Undergraduate Research: Much More Than A Lab

by Nicole

I'm taking this post to deviate a bit from my usual theme of dorm life. Dorm life provides a good base for exploration for students on campus; having their living quarters so close to their academics allows for residents to branch easily in campus activities while minimizing the horrors of transportation costs (or the frigid weather, in most cases). These activities include athletics, clubs and student organizations, and (the one I am going to develop here today), undergraduate research.

UAF prides itself on a strong hands-on approach to learning both in and out of the classroom. The tough environment and consistent challenges mean that students often have to get creative in order to succeed; a good example of this is a sight we often highlight on our campus tours: the steel drivers displayed in the Duckering building, home to the College of Engineering and Mines. These drivers represent the struggle to reconcile the will of man and the tenacity of the Alaskan landscape, especially the tundra. In attempt to drill into permafrost, these once gargantuan towers of steel became malleable as paper cups. The drivers crushed into themselves, unable to pierce the permafrost surface. It would have appeared that the tundra had won; far from the libraries and laboratories that had once served as resources, these researchers had to find a solution on their own. Eventually they did, by changing their methods to allow the tips of the drivers to freeze into the permafrost before proceeding. This mindset characterizes what UAF hopes to inspire in its students: the idea that the unconventional and the creative solutions can often be what jettisons progress. Innovation is both a tradition and a necessity to this campus.

This is the section where I hoped to convey all the different projects being developed on campus, but even as I write this I know, were I to list every single one, the compiled list would be an absolute tome. Projects are in constant development, being mulled, being planned, or are currently in progress. The extensive facilities and limitless projects allow for innumerable research topics to be explored. These locations include:

  • the agricultural farm just off campus, testing various crops and methods for Alaskan conditions
  • the viral laboratory examining pathogens
  • the bottom floor of the campus museum—this floor is lined with laboratories continually in action, including archeology, ornithology, entomology, and paleontology (just to name a few)
  • Reichardt chemistry, geology, and physics laboratories
  • pathology, wildlife, botany, and fisheries labs in O'Neill and Arctic Health Research Center
  • and more!

I've dipped my own toe into these waters, and now have the quirkiest, dirtiest, and helpful memories that I've gathered from my college career. I've spliced hundreds upon hundreds of seedlings to incur their growth; I've mixed chemicals like ingredients in a recipe; I've measured and identified fish samples taken straight from the mouths of puffins (for the record—they don't smell any better fourteen years later); I've scrubbed an ancient skull (from a dinosaur whose name I still can't seem to pronounce) with a toothbrush until it gleamed.
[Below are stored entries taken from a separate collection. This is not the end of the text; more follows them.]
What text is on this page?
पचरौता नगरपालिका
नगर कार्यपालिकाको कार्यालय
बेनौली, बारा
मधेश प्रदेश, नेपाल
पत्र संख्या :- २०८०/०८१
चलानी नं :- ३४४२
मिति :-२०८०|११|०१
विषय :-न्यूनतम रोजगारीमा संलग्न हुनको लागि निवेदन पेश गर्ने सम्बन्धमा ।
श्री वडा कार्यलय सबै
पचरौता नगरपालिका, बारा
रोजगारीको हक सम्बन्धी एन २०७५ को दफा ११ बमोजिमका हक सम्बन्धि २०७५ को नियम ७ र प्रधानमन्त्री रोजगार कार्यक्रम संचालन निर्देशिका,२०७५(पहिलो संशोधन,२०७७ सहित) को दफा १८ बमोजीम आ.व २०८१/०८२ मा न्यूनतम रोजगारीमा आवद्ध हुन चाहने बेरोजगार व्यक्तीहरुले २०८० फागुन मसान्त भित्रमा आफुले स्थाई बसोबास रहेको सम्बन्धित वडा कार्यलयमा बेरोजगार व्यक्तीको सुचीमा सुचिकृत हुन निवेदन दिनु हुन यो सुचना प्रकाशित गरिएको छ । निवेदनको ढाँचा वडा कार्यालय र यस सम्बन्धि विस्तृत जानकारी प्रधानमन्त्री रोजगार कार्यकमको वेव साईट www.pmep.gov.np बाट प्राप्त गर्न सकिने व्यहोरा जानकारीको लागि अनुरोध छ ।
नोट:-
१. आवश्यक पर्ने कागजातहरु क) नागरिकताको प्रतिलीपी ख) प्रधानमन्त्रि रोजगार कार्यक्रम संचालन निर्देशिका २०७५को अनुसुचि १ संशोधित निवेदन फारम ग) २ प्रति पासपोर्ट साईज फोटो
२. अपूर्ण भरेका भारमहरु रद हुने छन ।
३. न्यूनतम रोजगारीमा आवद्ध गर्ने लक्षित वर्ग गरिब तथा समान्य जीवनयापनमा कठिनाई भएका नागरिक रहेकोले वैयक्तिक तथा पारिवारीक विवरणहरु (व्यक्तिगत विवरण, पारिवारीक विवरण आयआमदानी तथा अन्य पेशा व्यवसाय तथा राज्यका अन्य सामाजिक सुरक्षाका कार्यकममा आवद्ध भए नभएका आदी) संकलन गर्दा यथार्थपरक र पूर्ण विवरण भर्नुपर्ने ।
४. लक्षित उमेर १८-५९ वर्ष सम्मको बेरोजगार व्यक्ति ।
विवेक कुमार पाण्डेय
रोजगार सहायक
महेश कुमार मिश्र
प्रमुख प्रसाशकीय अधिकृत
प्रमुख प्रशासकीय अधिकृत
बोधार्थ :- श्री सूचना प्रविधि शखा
Most of the time I've stumbled into these opportunities, and they've given me valuable experience that have prepared me for my career after graduation.
A frilled-dinosaur nose bone, scrubbed clean with a toothbrush and Vinac-ed until it shines!

This is what a squid looks like after being frozen for 14 years. He's still lookin' beautiful!

 I would recommend anyone with the drive or purely the curiosity to investigate this opportunity to themselves. There's a niche for anyone willing to try and eager to learn, no matter the level of experience or class ranking.